Background: Increased microvascular permeability and cardiac interstitial edema formation are major contributors to progressive myocyte dysfunction during ischemia/reperfusion (IR) injury. Effective clinical therapies for IR injury are lacking, primarily because the mechanisms linking IR to cardiac microvascular permeability and edema are largely unknown. Results from my current studies indicate that vascular permeability is limited by the expression of Aryl Hydrocarbon Receptor Nuclear Translocator (ARNT), a transcription factor that regulates gene expression by homodimerizing or by heterodimerizing with hypoxia-inducible factor (HIF) 1α, HIF2α, or other cofactors. We hypothesize that endothelial ARNT mediates cardiac remodeling following IR. Methods and Results: We have recently generated inducible VE-cadherin-Cre ERT2 endothelial cell (EC)-specific ARNT knockout mice (ecARNT -/- ), which, after ecARNT -/- induction by oral tamoxifen administration, display increased cardiac endothelial permeability with preserved contractile function of the heart. However, after 24 hours of ischemia-reperfusion, ecARNT -/- mice exhibit severe cardiac blood vessel leakage and impaired cardiac function. Following one month of IR, ecARNT -/- mice have a 50% mortality rate, and impaired cardiac function, as determined by EF% and FS%. Only 10% mortality is observed in the control group (ARNTf/f mice treated with tamoxifen). Furthermore, data from microarray analysis show that matrix metalloproteinases (MMPs) are significantly upregulated in ARNT deficient mouse cardiac microvascular endothelial cells (CMVECs), with a particularly significant increase in MMP3. MMP3 can cleave most extracellular matrix constituents and its inhibition attenuates the increase in cell permeability observed in ecARNT -/- CMVECs.

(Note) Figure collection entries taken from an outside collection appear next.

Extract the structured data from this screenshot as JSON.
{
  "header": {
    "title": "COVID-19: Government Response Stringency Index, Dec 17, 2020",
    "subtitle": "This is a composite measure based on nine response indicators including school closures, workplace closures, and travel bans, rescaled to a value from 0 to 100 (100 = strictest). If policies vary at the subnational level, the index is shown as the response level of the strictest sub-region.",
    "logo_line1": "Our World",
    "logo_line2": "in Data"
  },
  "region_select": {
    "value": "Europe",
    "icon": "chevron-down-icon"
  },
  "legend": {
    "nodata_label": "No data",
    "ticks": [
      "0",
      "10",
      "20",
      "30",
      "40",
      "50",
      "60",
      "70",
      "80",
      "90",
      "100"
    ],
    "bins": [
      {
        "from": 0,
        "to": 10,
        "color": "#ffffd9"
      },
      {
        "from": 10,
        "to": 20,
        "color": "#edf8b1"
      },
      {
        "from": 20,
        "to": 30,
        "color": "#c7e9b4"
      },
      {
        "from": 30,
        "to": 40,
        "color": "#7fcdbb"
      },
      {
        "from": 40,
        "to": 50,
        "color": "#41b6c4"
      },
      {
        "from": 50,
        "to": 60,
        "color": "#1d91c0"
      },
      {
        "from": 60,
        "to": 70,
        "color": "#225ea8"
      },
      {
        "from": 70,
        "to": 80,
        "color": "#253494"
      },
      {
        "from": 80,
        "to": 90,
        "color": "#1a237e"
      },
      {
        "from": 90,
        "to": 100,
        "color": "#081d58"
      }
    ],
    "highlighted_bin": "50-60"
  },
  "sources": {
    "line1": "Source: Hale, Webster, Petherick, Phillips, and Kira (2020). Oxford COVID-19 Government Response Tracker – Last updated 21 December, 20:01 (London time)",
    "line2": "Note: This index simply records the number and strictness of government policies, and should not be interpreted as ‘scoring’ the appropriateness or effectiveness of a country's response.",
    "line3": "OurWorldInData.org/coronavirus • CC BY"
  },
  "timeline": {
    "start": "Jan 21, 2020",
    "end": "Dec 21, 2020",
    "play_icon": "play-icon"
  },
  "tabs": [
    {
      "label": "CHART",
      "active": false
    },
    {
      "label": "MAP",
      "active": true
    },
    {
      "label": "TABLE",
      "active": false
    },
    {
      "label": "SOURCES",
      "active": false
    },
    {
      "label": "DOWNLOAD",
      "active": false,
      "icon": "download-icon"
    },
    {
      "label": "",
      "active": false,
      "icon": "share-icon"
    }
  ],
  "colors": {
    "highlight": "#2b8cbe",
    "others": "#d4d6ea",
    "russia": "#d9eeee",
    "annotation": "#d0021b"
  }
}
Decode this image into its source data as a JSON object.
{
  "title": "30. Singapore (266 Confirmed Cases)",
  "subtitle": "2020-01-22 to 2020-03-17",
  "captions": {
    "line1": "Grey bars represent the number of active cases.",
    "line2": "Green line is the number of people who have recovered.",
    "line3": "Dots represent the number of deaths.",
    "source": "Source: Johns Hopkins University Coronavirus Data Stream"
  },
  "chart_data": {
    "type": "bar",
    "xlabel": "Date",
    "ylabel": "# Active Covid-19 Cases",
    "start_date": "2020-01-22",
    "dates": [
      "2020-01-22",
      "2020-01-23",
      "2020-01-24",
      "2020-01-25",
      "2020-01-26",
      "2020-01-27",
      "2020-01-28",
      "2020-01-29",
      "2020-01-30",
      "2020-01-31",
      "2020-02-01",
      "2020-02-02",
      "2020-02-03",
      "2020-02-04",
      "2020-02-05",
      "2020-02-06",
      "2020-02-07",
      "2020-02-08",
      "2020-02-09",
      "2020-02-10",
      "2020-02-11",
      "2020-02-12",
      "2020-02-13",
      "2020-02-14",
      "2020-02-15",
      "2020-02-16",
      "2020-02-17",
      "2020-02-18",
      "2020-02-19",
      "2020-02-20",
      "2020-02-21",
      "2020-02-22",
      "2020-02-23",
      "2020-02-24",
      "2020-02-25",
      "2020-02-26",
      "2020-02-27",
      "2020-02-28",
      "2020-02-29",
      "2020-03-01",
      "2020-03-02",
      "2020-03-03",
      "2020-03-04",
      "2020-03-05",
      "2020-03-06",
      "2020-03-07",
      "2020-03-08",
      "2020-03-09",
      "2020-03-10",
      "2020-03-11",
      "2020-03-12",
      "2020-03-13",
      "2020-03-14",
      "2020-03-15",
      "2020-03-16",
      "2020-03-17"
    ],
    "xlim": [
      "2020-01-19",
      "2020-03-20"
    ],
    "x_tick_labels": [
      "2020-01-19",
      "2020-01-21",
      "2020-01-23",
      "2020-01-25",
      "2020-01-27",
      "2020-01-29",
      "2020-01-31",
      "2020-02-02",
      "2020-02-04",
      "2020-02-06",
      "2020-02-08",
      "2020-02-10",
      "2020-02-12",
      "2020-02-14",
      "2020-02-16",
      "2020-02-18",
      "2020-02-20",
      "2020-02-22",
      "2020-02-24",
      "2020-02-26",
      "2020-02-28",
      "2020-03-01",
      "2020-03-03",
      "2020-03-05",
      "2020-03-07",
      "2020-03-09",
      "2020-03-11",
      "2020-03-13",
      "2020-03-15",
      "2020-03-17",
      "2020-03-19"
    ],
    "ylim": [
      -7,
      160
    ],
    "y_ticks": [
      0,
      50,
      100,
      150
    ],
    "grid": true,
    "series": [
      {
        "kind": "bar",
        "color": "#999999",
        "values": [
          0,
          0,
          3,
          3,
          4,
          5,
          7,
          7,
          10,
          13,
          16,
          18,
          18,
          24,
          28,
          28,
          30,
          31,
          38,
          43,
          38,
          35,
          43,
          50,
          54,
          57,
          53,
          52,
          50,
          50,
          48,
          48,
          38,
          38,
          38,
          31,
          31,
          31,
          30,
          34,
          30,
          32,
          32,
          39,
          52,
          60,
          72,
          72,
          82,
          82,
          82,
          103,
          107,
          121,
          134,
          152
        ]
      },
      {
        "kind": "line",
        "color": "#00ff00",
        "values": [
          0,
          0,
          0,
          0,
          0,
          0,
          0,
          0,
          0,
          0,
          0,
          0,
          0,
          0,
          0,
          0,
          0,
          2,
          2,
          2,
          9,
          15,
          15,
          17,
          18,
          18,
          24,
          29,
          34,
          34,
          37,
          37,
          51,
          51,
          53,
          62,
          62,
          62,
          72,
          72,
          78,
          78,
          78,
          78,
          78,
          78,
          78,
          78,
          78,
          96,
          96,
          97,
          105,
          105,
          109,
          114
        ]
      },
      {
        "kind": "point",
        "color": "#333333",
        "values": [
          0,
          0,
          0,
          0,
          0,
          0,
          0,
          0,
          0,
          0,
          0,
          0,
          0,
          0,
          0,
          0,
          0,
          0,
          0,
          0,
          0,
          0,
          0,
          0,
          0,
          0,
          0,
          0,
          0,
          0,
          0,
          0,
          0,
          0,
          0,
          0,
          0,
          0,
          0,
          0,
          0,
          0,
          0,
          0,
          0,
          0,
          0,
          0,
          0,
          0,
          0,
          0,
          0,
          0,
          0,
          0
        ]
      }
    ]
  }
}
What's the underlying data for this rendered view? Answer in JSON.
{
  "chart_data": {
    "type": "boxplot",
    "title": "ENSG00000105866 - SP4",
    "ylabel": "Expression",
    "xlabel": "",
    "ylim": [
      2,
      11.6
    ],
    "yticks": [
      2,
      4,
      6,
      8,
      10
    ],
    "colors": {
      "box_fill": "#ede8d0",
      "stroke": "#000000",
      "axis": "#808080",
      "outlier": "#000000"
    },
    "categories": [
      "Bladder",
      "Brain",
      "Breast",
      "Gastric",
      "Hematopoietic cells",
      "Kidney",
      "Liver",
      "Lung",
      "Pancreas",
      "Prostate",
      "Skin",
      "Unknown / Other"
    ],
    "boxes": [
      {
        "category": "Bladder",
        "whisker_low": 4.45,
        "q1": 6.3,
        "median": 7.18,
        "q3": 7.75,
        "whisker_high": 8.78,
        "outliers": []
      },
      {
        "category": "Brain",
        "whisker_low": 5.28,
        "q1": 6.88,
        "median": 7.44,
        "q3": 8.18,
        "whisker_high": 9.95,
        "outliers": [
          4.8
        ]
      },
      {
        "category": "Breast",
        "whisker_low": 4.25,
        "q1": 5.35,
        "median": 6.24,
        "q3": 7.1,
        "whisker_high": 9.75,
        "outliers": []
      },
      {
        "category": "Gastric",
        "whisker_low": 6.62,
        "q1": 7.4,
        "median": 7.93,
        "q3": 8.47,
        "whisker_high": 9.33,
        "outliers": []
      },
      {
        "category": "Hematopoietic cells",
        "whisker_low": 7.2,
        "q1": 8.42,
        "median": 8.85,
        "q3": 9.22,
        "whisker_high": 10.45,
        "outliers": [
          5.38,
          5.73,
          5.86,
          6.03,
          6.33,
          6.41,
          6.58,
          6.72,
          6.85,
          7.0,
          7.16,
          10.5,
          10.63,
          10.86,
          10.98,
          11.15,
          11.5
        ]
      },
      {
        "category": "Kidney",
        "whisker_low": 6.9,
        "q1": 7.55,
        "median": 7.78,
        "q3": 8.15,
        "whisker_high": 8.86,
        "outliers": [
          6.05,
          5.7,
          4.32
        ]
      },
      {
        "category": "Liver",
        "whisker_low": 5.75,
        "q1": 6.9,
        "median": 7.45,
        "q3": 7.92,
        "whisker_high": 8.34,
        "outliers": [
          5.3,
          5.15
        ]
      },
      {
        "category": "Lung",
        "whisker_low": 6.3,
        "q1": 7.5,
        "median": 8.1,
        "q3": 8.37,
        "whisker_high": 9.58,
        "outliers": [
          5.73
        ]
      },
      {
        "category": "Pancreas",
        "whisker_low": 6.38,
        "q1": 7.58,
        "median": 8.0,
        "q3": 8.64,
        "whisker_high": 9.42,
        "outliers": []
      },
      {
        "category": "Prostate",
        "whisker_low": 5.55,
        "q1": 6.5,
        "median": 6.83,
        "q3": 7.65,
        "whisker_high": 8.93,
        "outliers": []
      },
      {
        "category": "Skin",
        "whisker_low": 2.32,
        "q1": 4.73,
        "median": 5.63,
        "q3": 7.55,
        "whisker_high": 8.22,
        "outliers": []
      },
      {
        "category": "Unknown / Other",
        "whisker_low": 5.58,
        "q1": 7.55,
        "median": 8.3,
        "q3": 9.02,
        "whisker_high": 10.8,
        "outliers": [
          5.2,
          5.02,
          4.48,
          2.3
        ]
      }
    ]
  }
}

Finally, use of an MMP inhibitor in vivo rescues heart failure induced by IR in ecARNT -/- mice. Taken together, these results suggest that ecARNT may mediate heart failure during IR through an MMP3 pathway. Conclusion: Endothelial ARNT is a critical regulator of endothelial function and could potentially serve as a therapeutic target for heart failure in response to IR injury.